Drank the last sip of juice that Doc allows. Went to bed in a stupor, underwear and shorts—the layered look—not before laying a towel under my butt.

2:30 AM. The goalie was sleeping. Tip-toed to the bathroom. Another shower. Another towel across my bed. You thought I’d forget? Should have pitched a tent in the bathroom.

4:30 AM. The phone rings. It’s Pat.

Gurgling sounds from below. Woe is me, but don't need the bathroom anymore. Nasty clothes head for the washer. Shoulda burned ’em out back. Brush my teeth. No brush for the other end.

5:00 AM. Pat drives me to St. Anthony's. Sign in. Stop upstairs at the Endo desk to sign in once more, the girls surprised that I've been rescheduled for 5:30 AM. Directed into a room with another guy who’s having a colonoscopy. Pat is shown out.

Just because I take off my clothes, slip into a dress and lie on my back doesn't prove I'm homo. Blood pressure 141/66. They insert an IV in my arm and slap a temperature strip on my forehead. This can’t be happening.

It is.

I go over the same questions out loud that I’d already answered on paper. Pat's allowed back in. She pushes documentation at me concerning her brother's latest antics. I'm nervous about what to say.

7:00 AM. Nurses wheel my bed into the colon room, IV in the right arm hooked up to sugar water (dextrose), oxygen up my nose and a clothes pin fastened to my right forefinger to monitor pulse, breathing, oxygen. Blood pressure collar around the other arm. Pillows propped up, a sheet over me, feet dangle over the edge. Comfortable as a pin cushion.

On my right, a plain metal cart holds two rack-mounted computers. The top computer flushes clean water in; the bottom one sucks the nasties out. My eye catches a black snake protruding from the bottom box, coiled up on a clean white towel—a six-foot coral with distinctive white stripes. ("No bigger than a finger," they say.) A joystick sits in the middle. The head is a Swiss-Army-knife, housing a video cam with headlights and windshield washer for closeups, a cauterizing burner, and a gadget for collecting specimens. An air supply for inflating the colon ("otherwise it would collapse") runs down the center of the snake along with a snare to snip polyps out for a closer look.
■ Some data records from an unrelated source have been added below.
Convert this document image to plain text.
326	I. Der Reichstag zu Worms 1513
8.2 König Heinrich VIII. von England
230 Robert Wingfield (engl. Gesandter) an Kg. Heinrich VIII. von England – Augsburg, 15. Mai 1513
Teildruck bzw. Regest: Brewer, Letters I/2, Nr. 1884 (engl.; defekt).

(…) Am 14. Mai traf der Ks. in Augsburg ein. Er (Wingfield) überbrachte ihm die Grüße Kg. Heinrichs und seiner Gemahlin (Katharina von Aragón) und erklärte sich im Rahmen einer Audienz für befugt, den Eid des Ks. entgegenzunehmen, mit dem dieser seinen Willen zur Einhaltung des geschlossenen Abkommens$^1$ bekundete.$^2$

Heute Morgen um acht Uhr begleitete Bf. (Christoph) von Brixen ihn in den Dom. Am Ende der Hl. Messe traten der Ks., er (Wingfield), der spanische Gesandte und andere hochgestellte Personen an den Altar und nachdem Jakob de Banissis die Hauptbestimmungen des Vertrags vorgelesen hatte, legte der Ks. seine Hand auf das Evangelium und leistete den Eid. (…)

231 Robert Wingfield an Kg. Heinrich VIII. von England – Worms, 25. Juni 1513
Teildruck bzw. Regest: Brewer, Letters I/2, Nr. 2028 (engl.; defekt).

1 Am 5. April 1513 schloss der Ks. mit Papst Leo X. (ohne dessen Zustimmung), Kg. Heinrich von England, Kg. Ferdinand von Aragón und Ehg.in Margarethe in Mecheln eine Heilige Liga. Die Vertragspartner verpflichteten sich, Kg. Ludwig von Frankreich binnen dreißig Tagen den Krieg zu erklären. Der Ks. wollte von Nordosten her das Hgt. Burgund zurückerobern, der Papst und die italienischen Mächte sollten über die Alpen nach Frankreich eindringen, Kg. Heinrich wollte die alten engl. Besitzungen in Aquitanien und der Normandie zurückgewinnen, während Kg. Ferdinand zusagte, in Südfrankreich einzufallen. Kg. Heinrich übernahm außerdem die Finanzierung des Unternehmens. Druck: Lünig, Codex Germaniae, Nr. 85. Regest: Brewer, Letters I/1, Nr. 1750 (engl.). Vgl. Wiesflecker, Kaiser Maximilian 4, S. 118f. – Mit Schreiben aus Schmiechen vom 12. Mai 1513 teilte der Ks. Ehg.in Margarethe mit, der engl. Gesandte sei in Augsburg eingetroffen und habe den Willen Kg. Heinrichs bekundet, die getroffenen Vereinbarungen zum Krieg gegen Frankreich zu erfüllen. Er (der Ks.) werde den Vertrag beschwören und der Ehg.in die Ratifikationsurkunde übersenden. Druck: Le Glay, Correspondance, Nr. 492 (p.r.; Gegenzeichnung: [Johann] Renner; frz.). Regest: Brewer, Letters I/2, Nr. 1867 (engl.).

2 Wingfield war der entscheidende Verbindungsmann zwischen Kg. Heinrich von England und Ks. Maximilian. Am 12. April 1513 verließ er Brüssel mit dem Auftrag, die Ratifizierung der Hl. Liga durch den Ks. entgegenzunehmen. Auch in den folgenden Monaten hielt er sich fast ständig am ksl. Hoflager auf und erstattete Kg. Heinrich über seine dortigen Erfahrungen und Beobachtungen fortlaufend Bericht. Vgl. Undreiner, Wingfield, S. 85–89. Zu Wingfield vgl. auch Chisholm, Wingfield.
I wasn’t ready for this complexity and can’t help thinking about random shit, like do-overs or “Red meat is good for you, isn’t it?” Then it hit me—I’m totally dependent on the anesthesiologist. Pass the Demerol.

7:35 AM. Elizabeth, Doc's gorgeous assistant, enters at this moment (to fluff the bunny, I mistakenly thought in my demented way). I would always look forward to seeing her. I agree with everything she says and always will. She turns off Snake Bone, turns on Chopin, and vanishes. Mercy, where do they keep HER?

8:00 AM. Doc saunters in with two mean ladies. “It’s gonna be a Cadillac ride. Any questions before we dive in?” (He didn’t say, “How ya doin' butthead?”)

“What was the draw, doc?”

“There was an opening.”

“Two fingers and a tube, honey,” says one of the ladies.

“No worse than the dentist,” says the other.

They turn me on my left side, putty-butt toward the snake.

“You got the worst part at home, honey. How would you like to be here dragging an IV pole all night?”

8:35 AM. Lizzo’s Good as Hell is playing. Pat is standing beside me.

"When do they start, Pat?"

"You're done."

"Oh, real?"

What the Demerol started, the Versed finished! I turn my head and look around. I’m back in the room where it all began. A pleasant high, an amazing nap, headache is history, abs are fantastic. Time’s flying and standing still. Life is mysterious.

“Find anything, Doc?” (It wouldn’t surprise me if he found a whole civilization in there.)

“I took two polyps out of your colon for analysis. They look okay. And some diverticula. (Little ickies which protrude outwards from the colon like studs on a snow tire.) You’ll be taking Metamucil from now on.”

Doc knows his shit. 

8:56 AM. They wheel me out of the hospital. Gentlemen, start your engines; time to fill the colon with fresh shit. Pat dropped me off after we hit the first burger joint. Sooo good.

Right now, I’m in a slow motion haze without a care in the world. In a few days, Doc will give me the poop on the polyps. A horrid, rancid smell still lingers in the house. I'll invite Pat in after the detox.

I feel a toot sneaking up. Neither a solid nor a liquid be… PLEASE.

Thank you Jesus, for that third state of matter!